Birmingham Airport chief steps up campaign to get high-speed rail link

1.9.2009   (Birmingham Post)

by Paul Dale

Birmingham Airport  chief executive Paul Kehoe has stepped up his campaign to
bring a high-speed rail service to the airport by condemning Birmingham International
station as "tired" and little improved since the 1970s.

Arguing strongly for a new public transport hub at BIA and the NEC, where 200mph
services to and from London would stop, Mr Kehoe said failure to plan for a new
station now would cost future jobs and investment and contribute to economic decline
in the West Midlands.

Network Rail, which last month published its version of what a £40 billion high-speed
service might look like, envisages trains running from London to Birmingham city
centre and on to the North West, but bypassing the airport/NEC.

The omission triggered a concerted effort by airport bosses to galvanise Birmingham
and West Midlands opinion.

Last week, Mr Kehoe said Network Rail’s proposals lacked joined-up thinking and
were devised primarily to benefit Scotland and the north of England.

Now, writing in this month’s Railnews magazine, Mr Kehoe says the region has
failed to capitalise on improvements 30 years ago when construction of Birmingham
International and a new fast inter-city service made it possible to travel to
London in 89 minutes.

The fast journey times helped create a new confidence in Birmingham and underpinned
major regeneration including the International Convention Centre, Symphony Hall,
Brindleyplace and the Bullring shopping centre, he added.
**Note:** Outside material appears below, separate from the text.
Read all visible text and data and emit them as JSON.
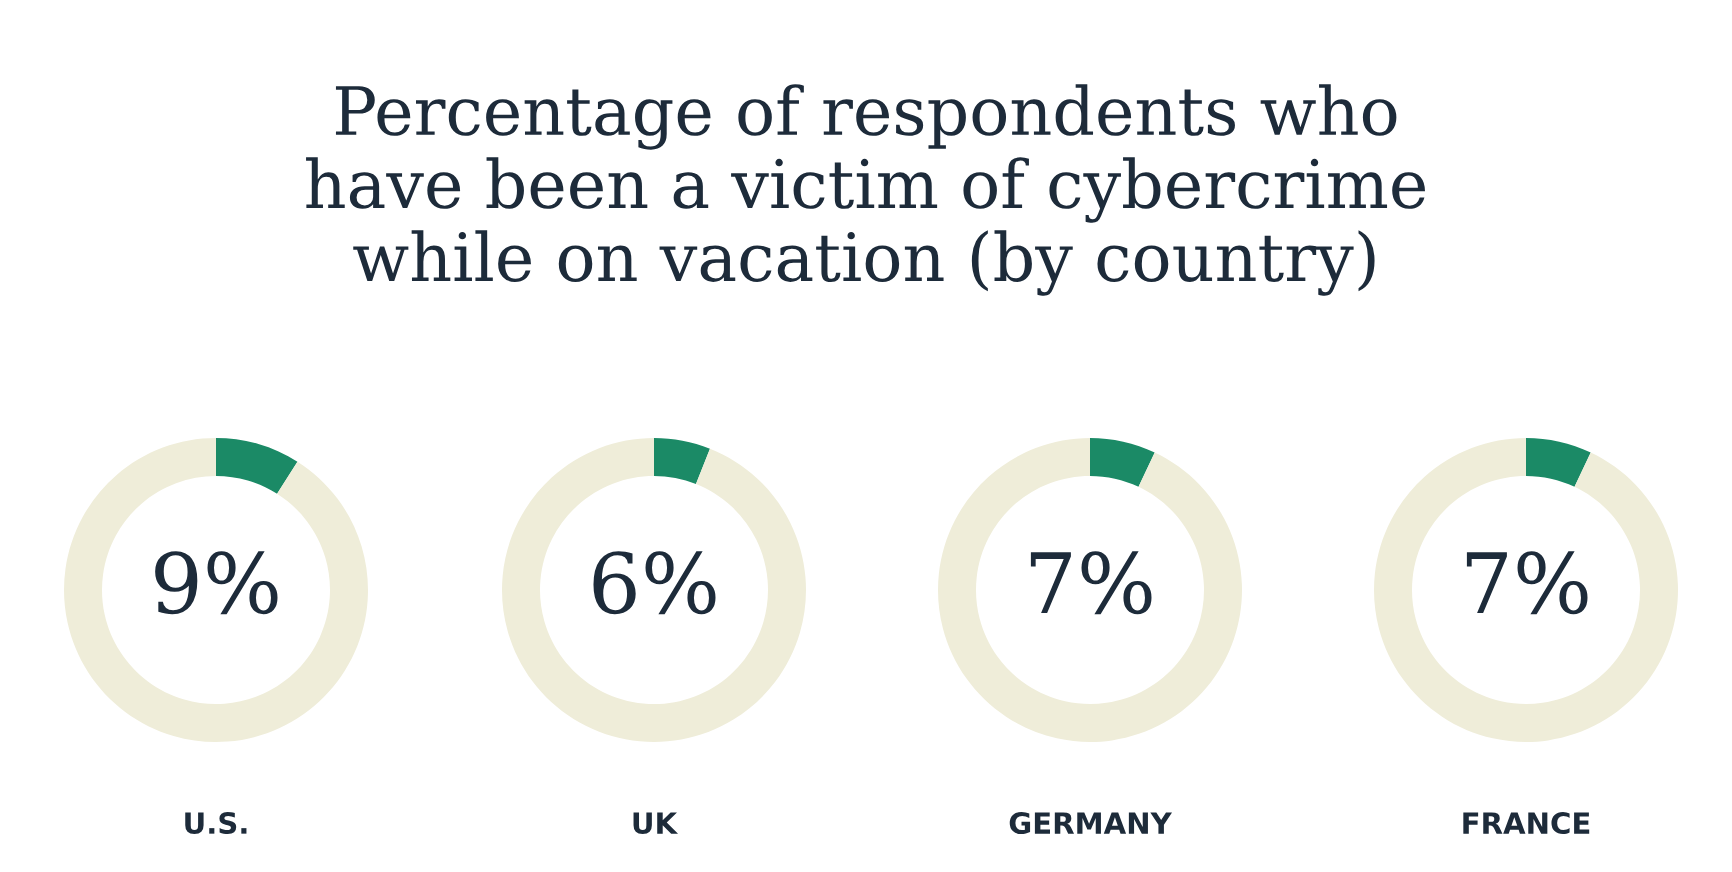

Describing a high-speed rail link between BIA and London as the "single most
important thing to influence the West Midlands economy" since the arrival of rail
in Birmingham in 1837, Mr Kehoe said: "We have to evolve and welcome the world
– and make it easier for the world to reach us – and we have made some big leaps
forward. But it has to be recognised that what was good in the 1960s and tolerable
in the1970s is not good enough in the 21st century.

"Birmingham International is now a tired parkway for travel towards London, rather
than the exciting gateway to the Midlands that it once was.

"Journey times from Birmingham to London are just five minutes faster than they
were in the 1970s."

Calling for a hub to be built at or very close to BIA, the NEC and the existing
station, Mr Kehoe said the transport interchange would "plug into" businesses
in the M42 corridor, which is the only significant location in the West Midlands
where economic output is above the national average.

He added: "Without the hub, there is a risk of long-term economic decline across
one of the most successful parts of the Midlands.

"A high-speed line that runs direct from central Birmingham to Heathrow and bypasses
the airport/NEC could siphon off job opportunities to the South East and also
exacerbate the volume of needless journeys to Heathrow."